Un’insolita scimmia giamaicana ha ricevuto un posto fisso nell’albero della vita quasi 100 anni dopo essere stata scoperta da uno scienziato del Museo nel 1919.
Una nuova ricerca basata su DNA antico mostra che Xenothrix mcgregori, una scimmia che vive sull’isola caraibica fino a quando non si estinse circa qualche centinaio di anni fa, era più strettamente imparentata con le scimmie titi del Sud America.
C. Chesek/ © AMNH
Dopo essersi diretto in Giamaica, probabilmente su vegetazione galleggiante, le ossa di Xenothrix rivelano che ha subito un notevole cambiamento evolutivo dopo essere arrivato sull’isola.
“Xenothrix era considerata la più enigmatica di tutte le scimmie del Nuovo Mondo a causa della sua strana combinazione di caratteristiche”, afferma Ross MacPhee, curatore del Dipartimento di Mammalogia del Museo e coautore del nuovo studio. “Diversi investigatori sono giunti a conclusioni molto diverse sulle sue relazioni di conseguenza. Ora pensiamo di avere finalmente una soluzione solida.”
Nel 1919, il mammalogista del Museo Harold Anthony trovò parte di una mascella fossilizzata di primate in una grotta in Giamaica. Teorizzò che la scimmia era stata portata con gli umani, piuttosto che essere originaria dell’isola, e riportò l’esemplare al Museo.
“Xenothrix era considerata la più enigmatica di tutte le scimmie del Nuovo Mondo a causa della sua strana combinazione di caratteristiche.”

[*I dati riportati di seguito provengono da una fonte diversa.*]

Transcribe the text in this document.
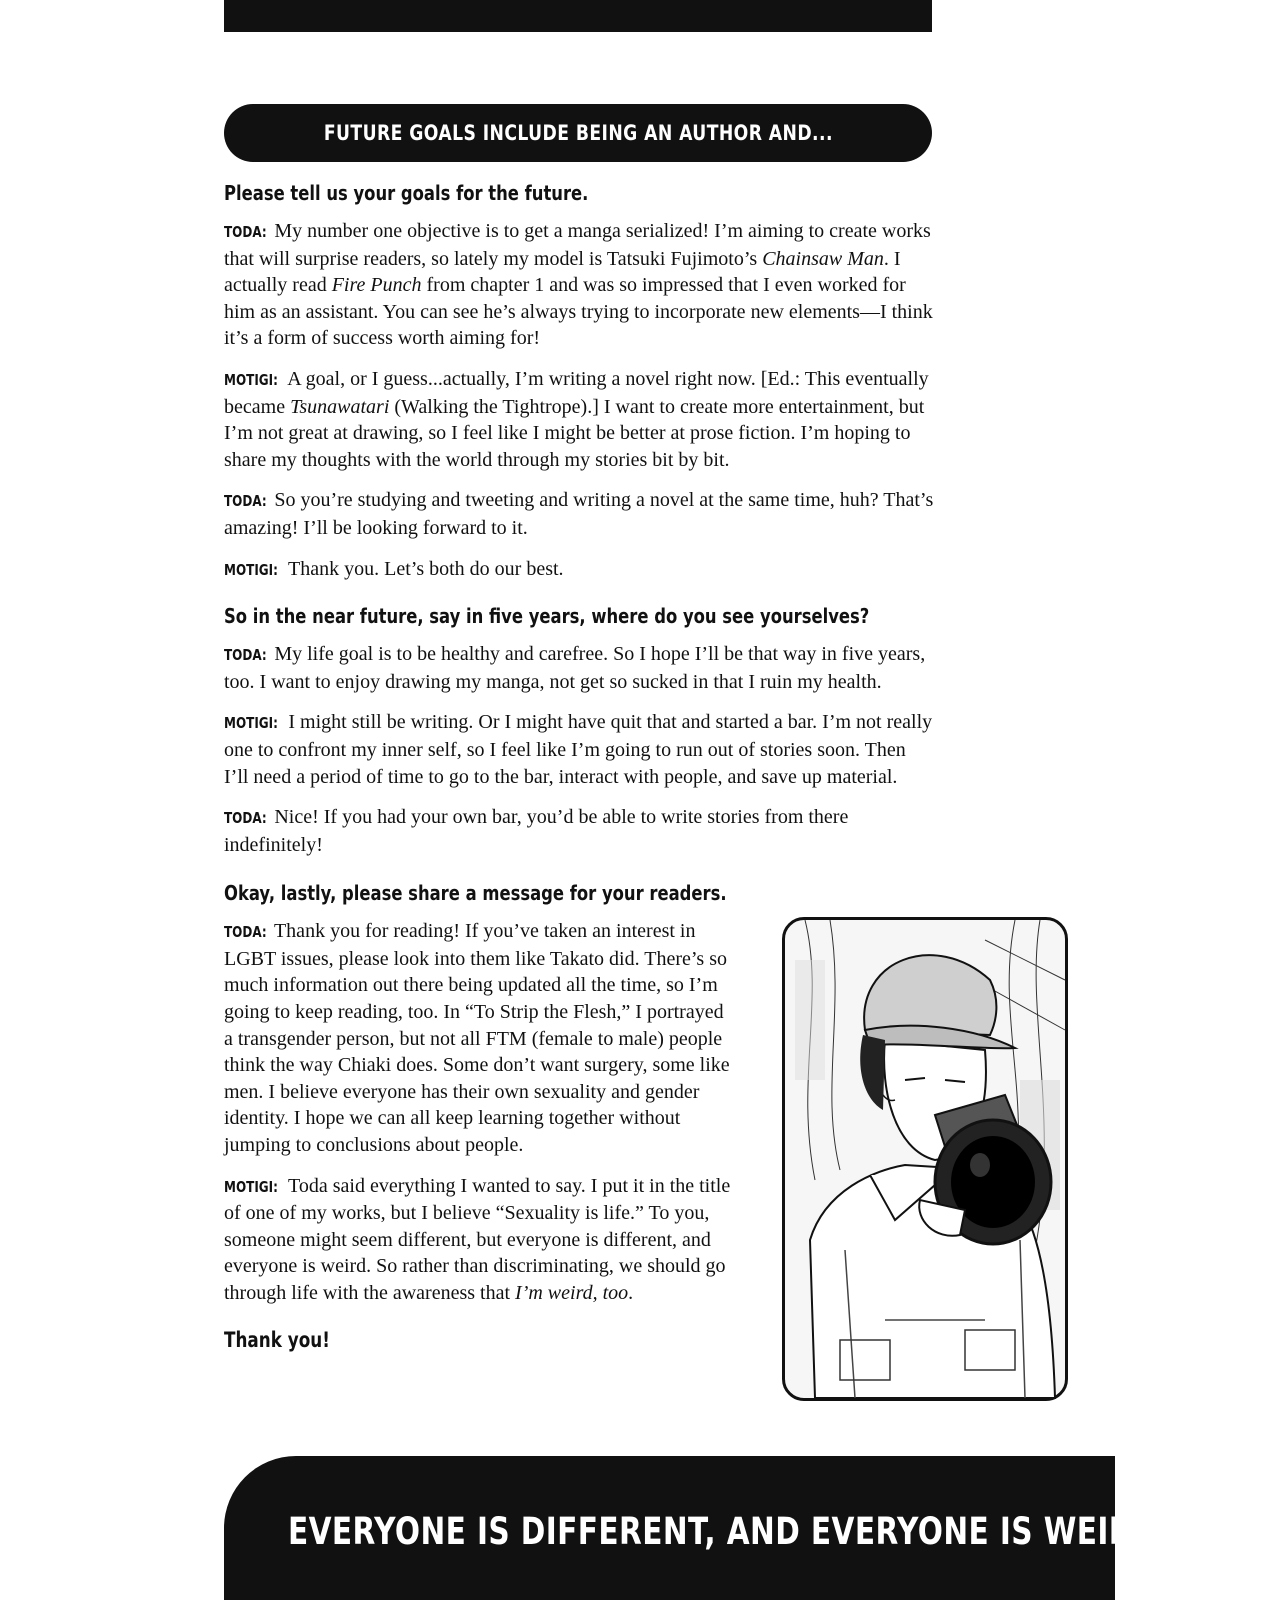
FUTURE GOALS INCLUDE BEING AN AUTHOR AND...
Please tell us your goals for the future.

TODA: My number one objective is to get a manga serialized! I’m aiming to create works that will surprise readers, so lately my model is Tatsuki Fujimoto’s Chainsaw Man. I actually read Fire Punch from chapter 1 and was so impressed that I even worked for him as an assistant. You can see he’s always trying to incorporate new elements—I think it’s a form of success worth aiming for!

MOTIGI: A goal, or I guess...actually, I’m writing a novel right now. [Ed.: This eventually became Tsunawatari (Walking the Tightrope).] I want to create more entertainment, but I’m not great at drawing, so I feel like I might be better at prose fiction. I’m hoping to share my thoughts with the world through my stories bit by bit.

TODA: So you’re studying and tweeting and writing a novel at the same time, huh? That’s amazing! I’ll be looking forward to it.

MOTIGI: Thank you. Let’s both do our best.

So in the near future, say in five years, where do you see yourselves?

TODA: My life goal is to be healthy and carefree. So I hope I’ll be that way in five years, too. I want to enjoy drawing my manga, not get so sucked in that I ruin my health.

MOTIGI: I might still be writing. Or I might have quit that and started a bar. I’m not really one to confront my inner self, so I feel like I’m going to run out of stories soon. Then I’ll need a period of time to go to the bar, interact with people, and save up material.

TODA: Nice! If you had your own bar, you’d be able to write stories from there indefinitely!

Okay, lastly, please share a message for your readers.

TODA: Thank you for reading! If you’ve taken an interest in LGBT issues, please look into them like Takato did. There’s so much information out there being updated all the time, so I’m going to keep reading, too. In “To Strip the Flesh,” I portrayed a transgender person, but not all FTM (female to male) people think the way Chiaki does. Some don’t want surgery, some like men. I believe everyone has their own sexuality and gender identity. I hope we can all keep learning together without jumping to conclusions about people.

MOTIGI: Toda said everything I wanted to say. I put it in the title of one of my works, but I believe “Sexuality is life.” To you, someone might seem different, but everyone is different, and everyone is weird. So rather than discriminating, we should go through life with the awareness that I’m weird, too.

Thank you!
EVERYONE IS DIFFERENT, AND EVERYONE IS WEIRD. —MOTIGI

La mascella fu conservata nelle collezioni del Museo fino ai primi anni 1950, quando due studenti laureati la riscoprirono e diedero allo strano primate un nuovo genere, Xenothrix. Ma gli studenti, Ernest Williams e Karl Koopman (che in seguito divenne un curatore del museo), rimasero circospetti del vero posto del primate nell’albero evolutivo perché le caratteristiche dell’animale sono condivise da gruppi di primati.
© Zoological Society of London
A partire dagli anni novanta, MacPhee e i suoi colleghi e studenti hanno esaminato gli altri resti scheletrici di Xenothrix scoperti da Anthony in Giamaica. Dopo uno studio approfondito, lo hanno messo con cautela nella sottofamiglia delle scimmie titi (Callicebinae). MacPhee in seguito fece diverse spedizioni in Giamaica per cercare altri resti e trovò un certo successo nel suo viaggio più recente. Gli studi morfologici, tuttavia, non sono stati conclusivi.
“L’evoluzione può agire in modi inaspettati in ambienti insulari.”
La nuova ricerca, pubblicata questa settimana sulla rivista Proceedings of the National Academy of Sciences e condotta dagli scienziati della Zoological Society of London (ZSL), del Museo di Storia Naturale di Londra e del Museo, ha utilizzato DNA antico estratto dalle ossa di Xenothrix per stabilire la sua collocazione.
“Il DNA antico indica che la scimmia giamaicana è in realtà solo una scimmia titi, come pensavamo, con alcune caratteristiche morfologiche insolite, e non un ramo completamente distinto della scimmia del Nuovo Mondo”, dice MacPhee. “L’evoluzione può agire in modi inaspettati in ambienti insulari, producendo elefanti in miniatura, uccelli giganteschi e primati simili a bradipi. Tali esempi mettono una rotazione molto diversa sul vecchio cliché che ‘ l’anatomia è destino.'”
Il lavoro rivela anche che le scimmie devono aver colonizzato le isole dei Caraibi più di una volta. Xenothrix è probabilmente arrivato in Giamaica circa 11 milioni di anni fa, forse dopo essere stato bloccato su zattere naturali di vegetazione che sono stati lavati dalle foci di grandi fiumi sudamericani. Molti altri animali, come i grandi roditori chiamati hutias che sopravvivono ancora oggi su alcune isole caraibiche, probabilmente colonizzarono la regione allo stesso modo.
Altre prove indicano che Xenothrix si estinse intorno al 1.500 d.C., poco dopo l’arrivo degli europei nell’area caraibica.
Il professor Samuel Turvey di ZSL, coautore del documento, afferma: “L’estinzione di Xenothrix, che si è evoluta su un’isola senza predatori di mammiferi nativi, evidenzia la grande vulnerabilità della biodiversità unica dell’isola di fronte agli impatti umani.”